Sen. Wagle states Gannon decision in favor of schools would push legislature to change supreme court justice selection method

We’ve heard some legislators claim that the move to change judicial selection has nothing to do with wanting to reign in court protection of school funding. We hope this story ends those claims, and Kansans see what’s really going on here.
“[Senate President] Wagle – whom the governor called a ‘rock star and personal hero of mine’ – projected that a decision requiring lawmakers to increase school funding would push the Legislature to go to voters with a constitutional amendment to change the way Supreme Court justices are picked.
‘It will be a very tough year if we’re at odds,’ Wagle said. ‘If we get that ruling down, what we’re going to do is focus on what is the role of the Supreme Court.
‘Should they be interpreting law? Should they be appropriating money?’ she added.”

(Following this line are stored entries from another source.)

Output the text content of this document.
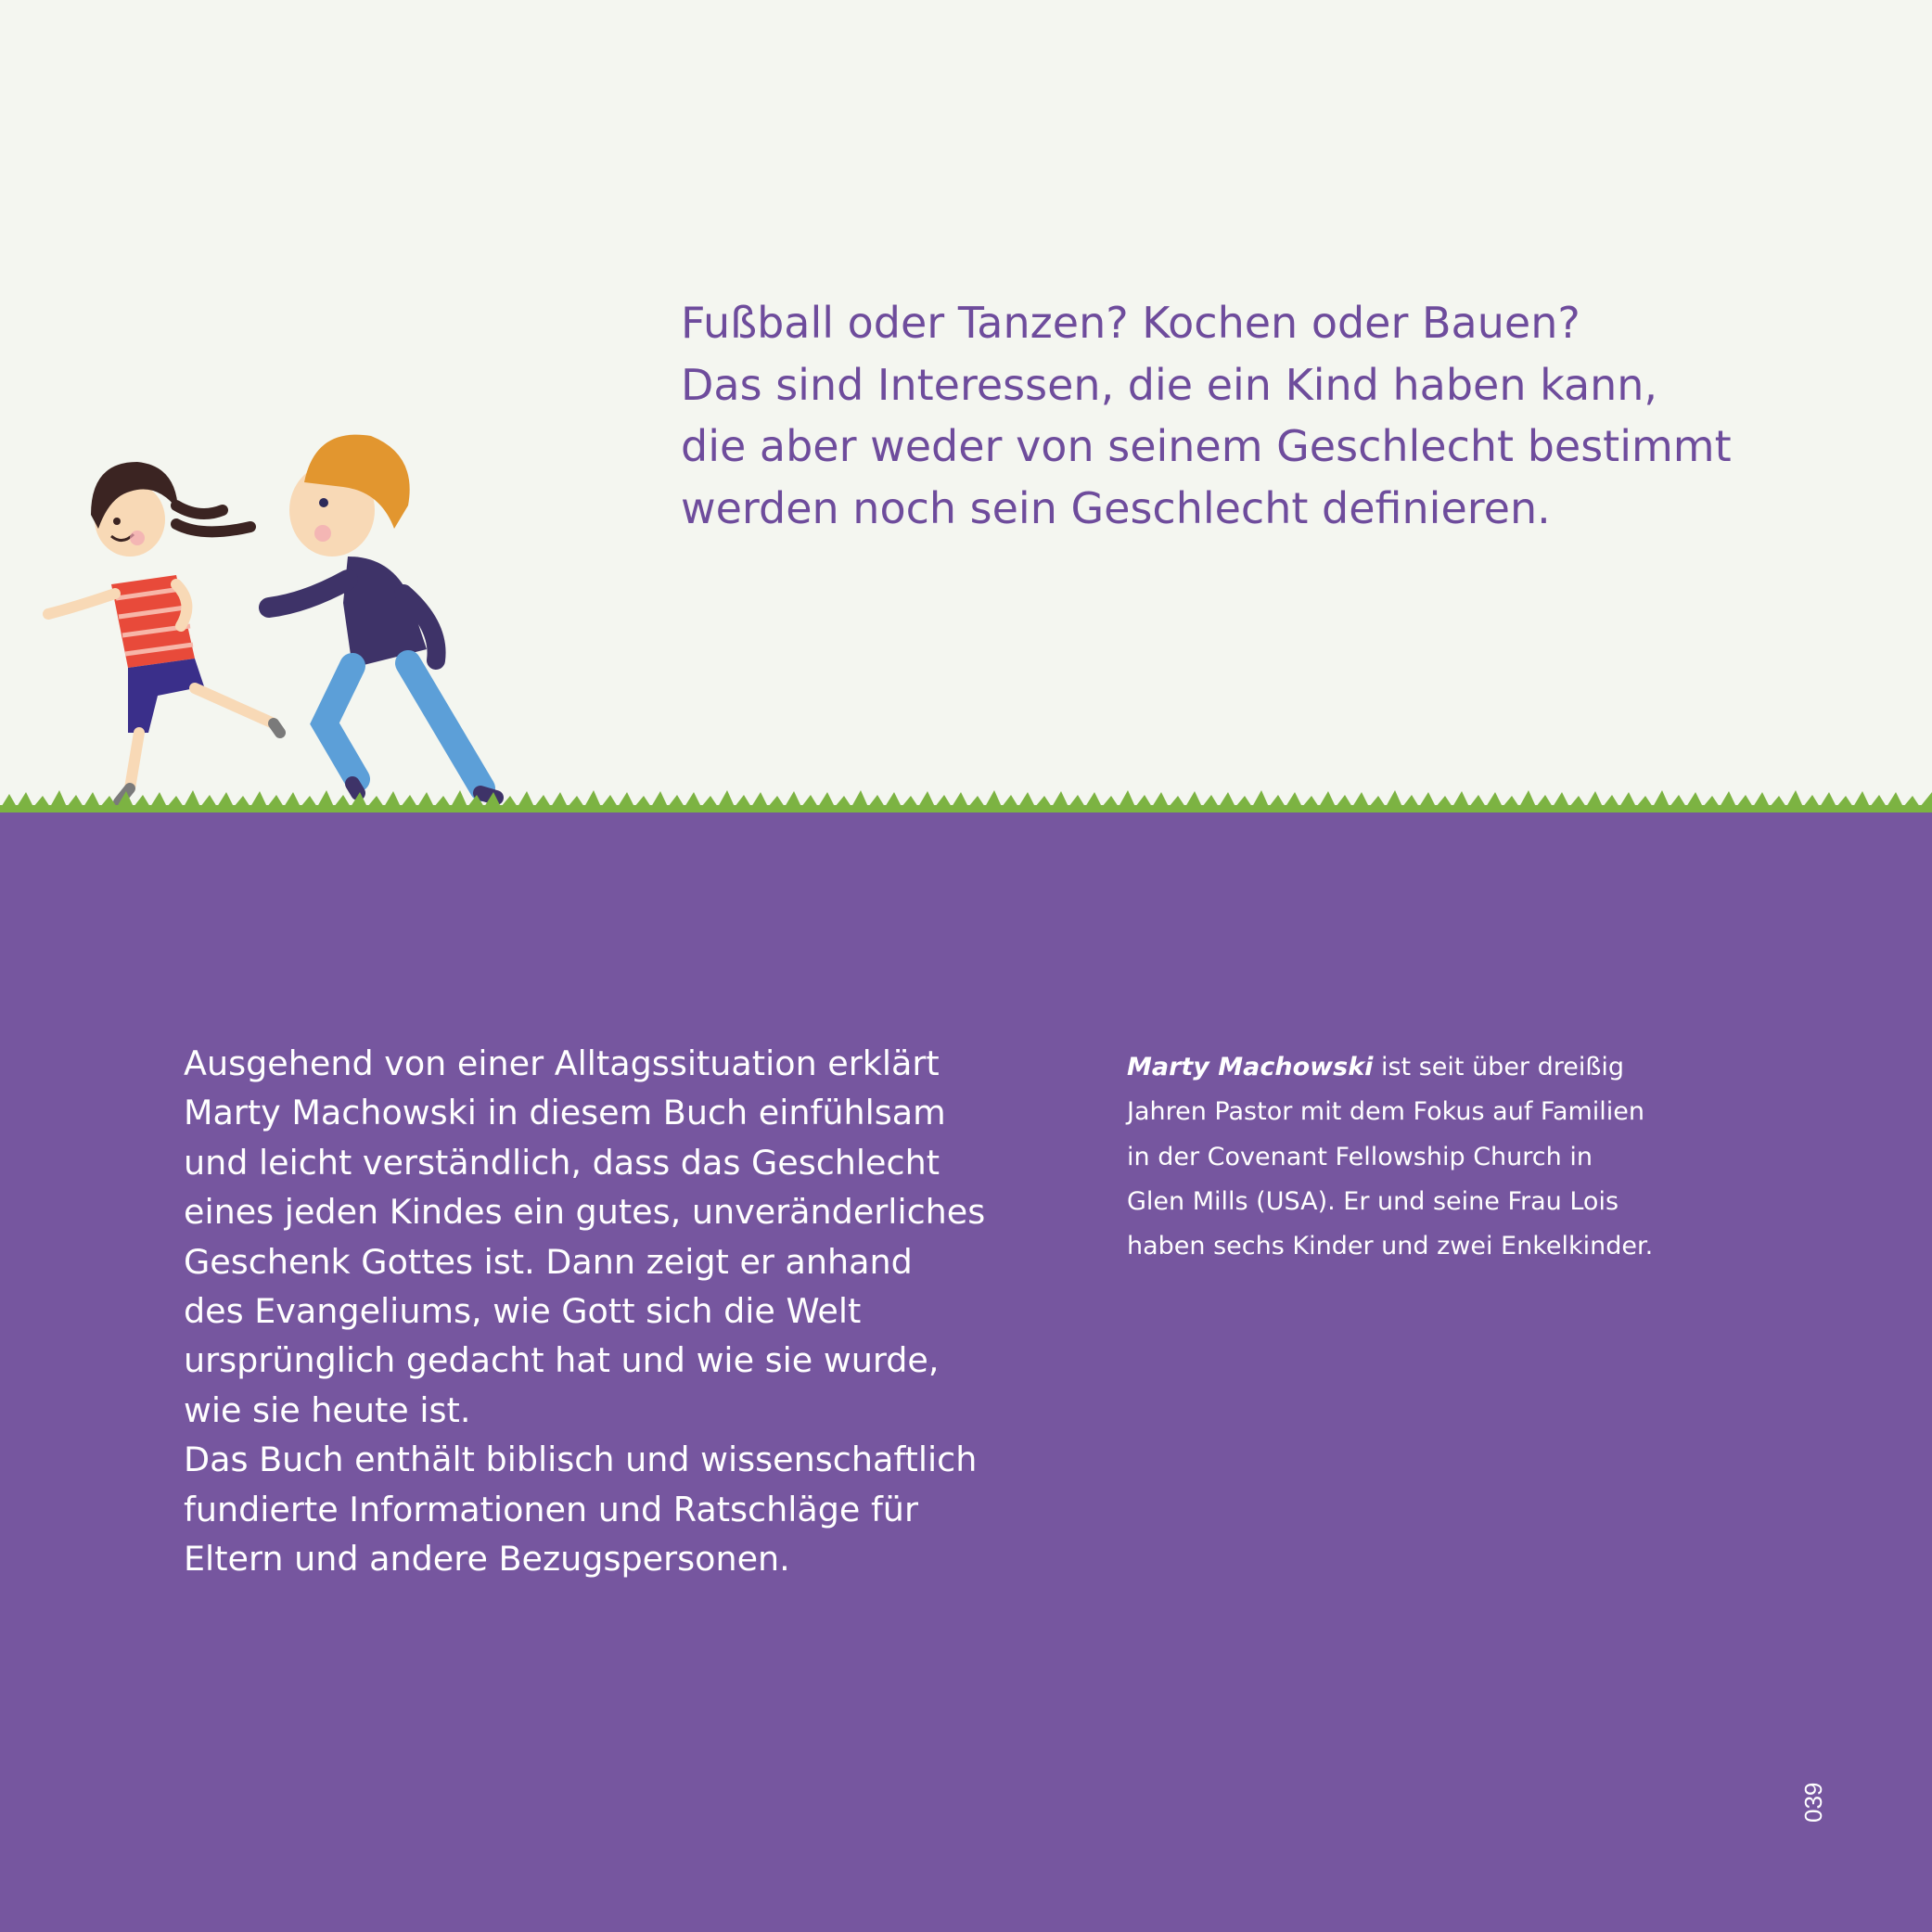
Fußball oder Tanzen? Kochen oder Bauen?
Das sind Interessen, die ein Kind haben kann,
die aber weder von seinem Geschlecht bestimmt
werden noch sein Geschlecht definieren.
Ausgehend von einer Alltagssituation erklärt
Marty Machowski in diesem Buch einfühlsam
und leicht verständlich, dass das Geschlecht
eines jeden Kindes ein gutes, unveränderliches
Geschenk Gottes ist. Dann zeigt er anhand
des Evangeliums, wie Gott sich die Welt
ursprünglich gedacht hat und wie sie wurde,
wie sie heute ist.
Das Buch enthält biblisch und wissenschaftlich
fundierte Informationen und Ratschläge für
Eltern und andere Bezugspersonen.
Marty Machowski ist seit über dreißig
Jahren Pastor mit dem Fokus auf Familien
in der Covenant Fellowship Church in
Glen Mills (USA). Er und seine Frau Lois
haben sechs Kinder und zwei Enkelkinder.
039
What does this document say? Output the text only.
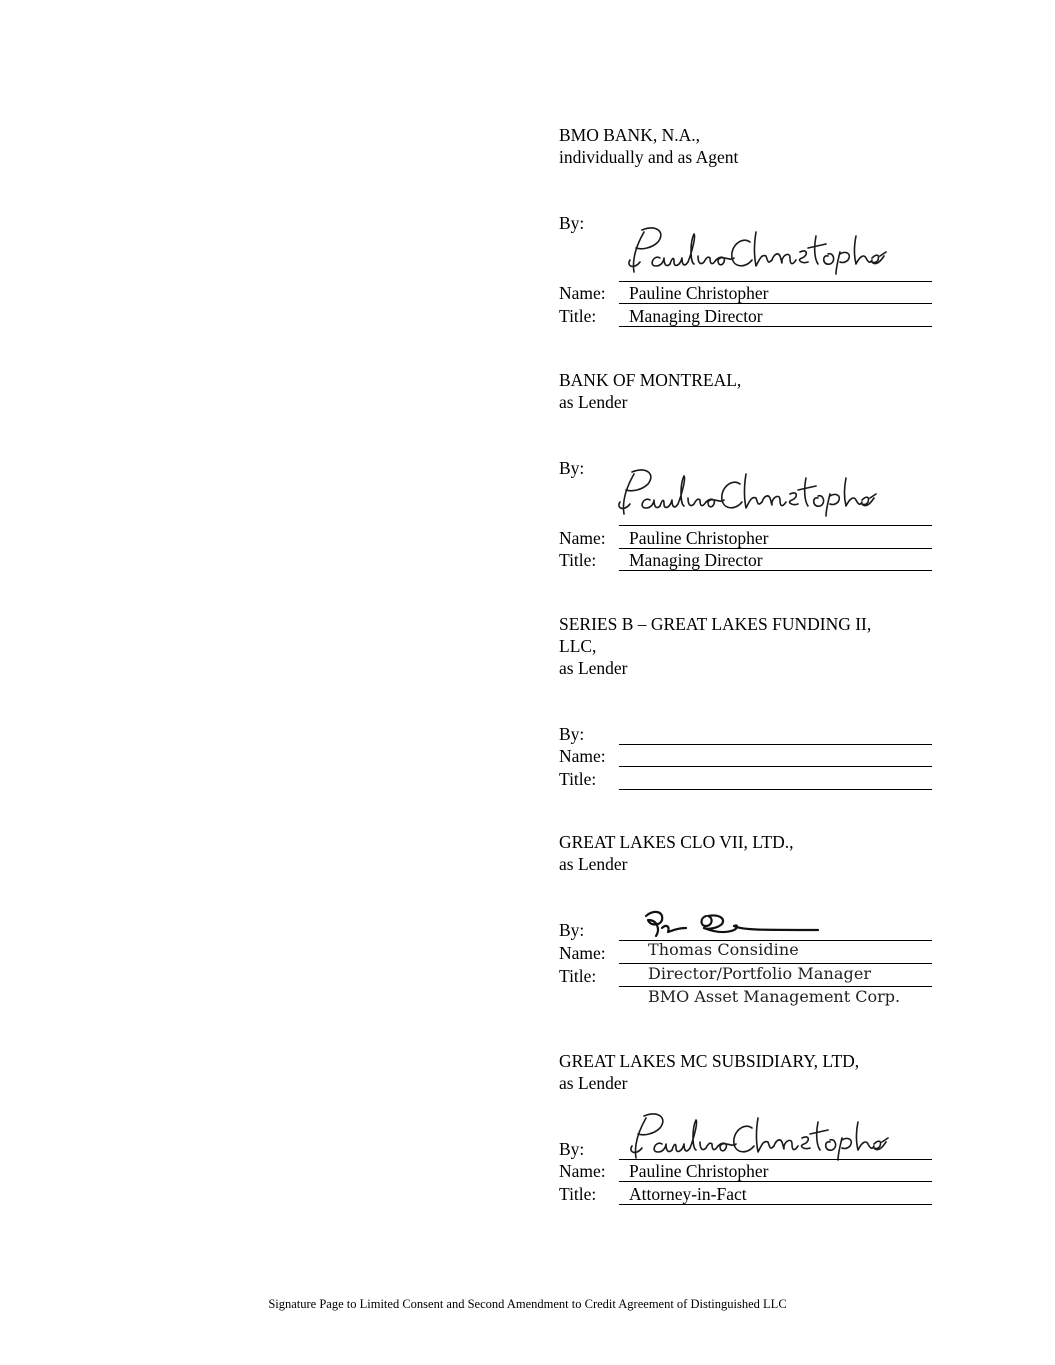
BMO BANK, N.A.,
individually and as Agent
By:
Name: Pauline Christopher
Title: Managing Director
BANK OF MONTREAL,
as Lender
By:
Name: Pauline Christopher
Title: Managing Director
SERIES B – GREAT LAKES FUNDING II,
LLC,
as Lender
By:
Name:
Title:
GREAT LAKES CLO VII, LTD.,
as Lender
By:
Name:	Thomas Considine
Title:	Director/Portfolio Manager
BMO Asset Management Corp.
GREAT LAKES MC SUBSIDIARY, LTD,
as Lender
By:
Name: Pauline Christopher
Title: Attorney-in-Fact
Signature Page to Limited Consent and Second Amendment to Credit Agreement of Distinguished LLC
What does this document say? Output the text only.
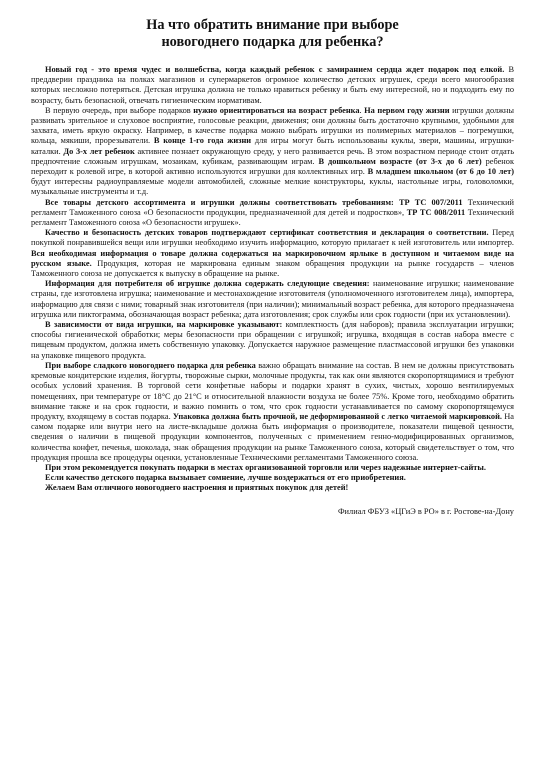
На что обратить внимание при выборе
новогоднего подарка для ребенка?

Новый год - это время чудес и волшебства, когда каждый ребенок с замиранием сердца ждет подарок под елкой. В преддверии праздника на полках магазинов и супермаркетов огромное количество детских игрушек, среди всего многообразия которых несложно потеряться. Детская игрушка должна не только нравиться ребенку и быть ему интересной, но и подходить ему по возрасту, быть безопасной, отвечать гигиеническим нормативам.

В первую очередь, при выборе подарков нужно ориентироваться на возраст ребенка. На первом году жизни игрушки должны развивать зрительное и слуховое восприятие, голосовые реакции, движения; они должны быть достаточно крупными, удобными для захвата, иметь яркую окраску. Например, в качестве подарка можно выбрать игрушки из полимерных материалов – погремушки, кольца, мякиши, прорезыватели. В конце 1-го года жизни для игры могут быть использованы куклы, звери, машины, игрушки-каталки. До 3-х лет ребенок активнее познает окружающую среду, у него развивается речь. В этом возрастном периоде стоит отдать предпочтение сложным игрушкам, мозаикам, кубикам, развивающим играм. В дошкольном возрасте (от 3-х до 6 лет) ребенок переходит к ролевой игре, в которой активно используются игрушки для коллективных игр. В младшем школьном (от 6 до 10 лет) будут интересны радиоуправляемые модели автомобилей, сложные мелкие конструкторы, куклы, настольные игры, головоломки, музыкальные инструменты и т.д.

Все товары детского ассортимента и игрушки должны соответствовать требованиям: ТР ТС 007/2011 Технический регламент Таможенного союза «О безопасности продукции, предназначенной для детей и подростков», ТР ТС 008/2011 Технический регламент Таможенного союза «О безопасности игрушек».

Качество и безопасность детских товаров подтверждают сертификат соответствия и декларация о соответствии. Перед покупкой понравившейся вещи или игрушки необходимо изучить информацию, которую прилагает к ней изготовитель или импортер. Вся необходимая информация о товаре должна содержаться на маркировочном ярлыке в доступном и читаемом виде на русском языке. Продукция, которая не маркирована единым знаком обращения продукции на рынке государств – членов Таможенного союза не допускается к выпуску в обращение на рынке.

Информация для потребителя об игрушке должна содержать следующие сведения: наименование игрушки; наименование страны, где изготовлена игрушка; наименование и местонахождение изготовителя (уполномоченного изготовителем лица), импортера, информацию для связи с ними; товарный знак изготовителя (при наличии); минимальный возраст ребенка, для которого предназначена игрушка или пиктограмма, обозначающая возраст ребенка; дата изготовления; срок службы или срок годности (при их установлении).

В зависимости от вида игрушки, на маркировке указывают: комплектность (для наборов); правила эксплуатации игрушки; способы гигиенической обработки; меры безопасности при обращении с игрушкой; игрушка, входящая в состав набора вместе с пищевым продуктом, должна иметь собственную упаковку. Допускается наружное размещение пластмассовой игрушки без упаковки на упаковке пищевого продукта.

При выборе сладкого новогоднего подарка для ребенка важно обращать внимание на состав. В нем не должны присутствовать кремовые кондитерские изделия, йогурты, творожные сырки, молочные продукты, так как они являются скоропортящимися и требуют особых условий хранения. В торговой сети конфетные наборы и подарки хранят в сухих, чистых, хорошо вентилируемых помещениях, при температуре от 18°С до 21°С и относительной влажности воздуха не более 75%. Кроме того, необходимо обратить внимание также и на срок годности, и важно помнить о том, что срок годности устанавливается по самому скоропортящемуся продукту, входящему в состав подарка. Упаковка должна быть прочной, не деформированной с легко читаемой маркировкой. На самом подарке или внутри него на листе-вкладыше должна быть информация о производителе, показатели пищевой ценности, сведения о наличии в пищевой продукции компонентов, полученных с применением генно-модифицированных организмов, количества конфет, печенья, шоколада, знак обращения продукции на рынке Таможенного союза, который свидетельствует о том, что продукция прошла все процедуры оценки, установленные Техническими регламентами Таможенного союза.

При этом рекомендуется покупать подарки в местах организованной торговли или через надежные интернет-сайты.

Если качество детского подарка вызывает сомнение, лучше воздержаться от его приобретения.

Желаем Вам отличного новогоднего настроения и приятных покупок для детей!

Филиал ФБУЗ «ЦГиЭ в РО» в г. Ростове-на-Дону
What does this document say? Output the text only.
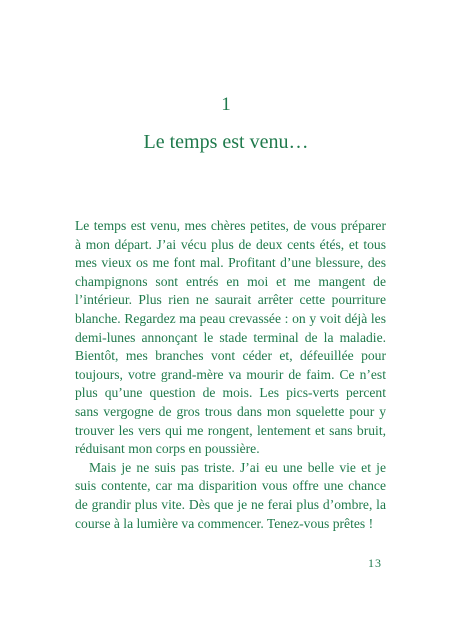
1
Le temps est venu…

Le temps est venu, mes chères petites, de vous préparer à mon départ. J’ai vécu plus de deux cents étés, et tous mes vieux os me font mal. Profitant d’une blessure, des champignons sont entrés en moi et me mangent de l’intérieur. Plus rien ne saurait arrêter cette pourriture blanche. Regardez ma peau crevassée : on y voit déjà les demi-lunes annonçant le stade terminal de la maladie. Bientôt, mes branches vont céder et, défeuillée pour toujours, votre grand-mère va mourir de faim. Ce n’est plus qu’une question de mois. Les pics-verts percent sans vergogne de gros trous dans mon squelette pour y trouver les vers qui me rongent, lentement et sans bruit, réduisant mon corps en poussière.

Mais je ne suis pas triste. J’ai eu une belle vie et je suis contente, car ma disparition vous offre une chance de grandir plus vite. Dès que je ne ferai plus d’ombre, la course à la lumière va commencer. Tenez-vous prêtes !

13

Our answers to Wagle’s questions: 1. Yes, they should be interpreting the law. 2. They aren’t appropriating money. In Montoy they ordered the legislature to look at costs when determining funding. The legislature went back and commissioned a study, and agreed to fund schools in accordance with that study as a condition for dismissing Montoy. The legislature is not abiding by that agreement, and no one has produced a study to show school funding needs have become less expensive since Montoy. Under Wagle’s view, the Constitution’s mandate to make suitable provision for the funding of our education system is meaningless. The Supreme Court is potentially standing in the way and insisting that a generation of children can’t be sacrificed in pursuit of zero income taxes. Wagle wants to end that, but Kansans need the Supreme Court to remain independent and able to decide issues on the merits rather than bowing to political pressure.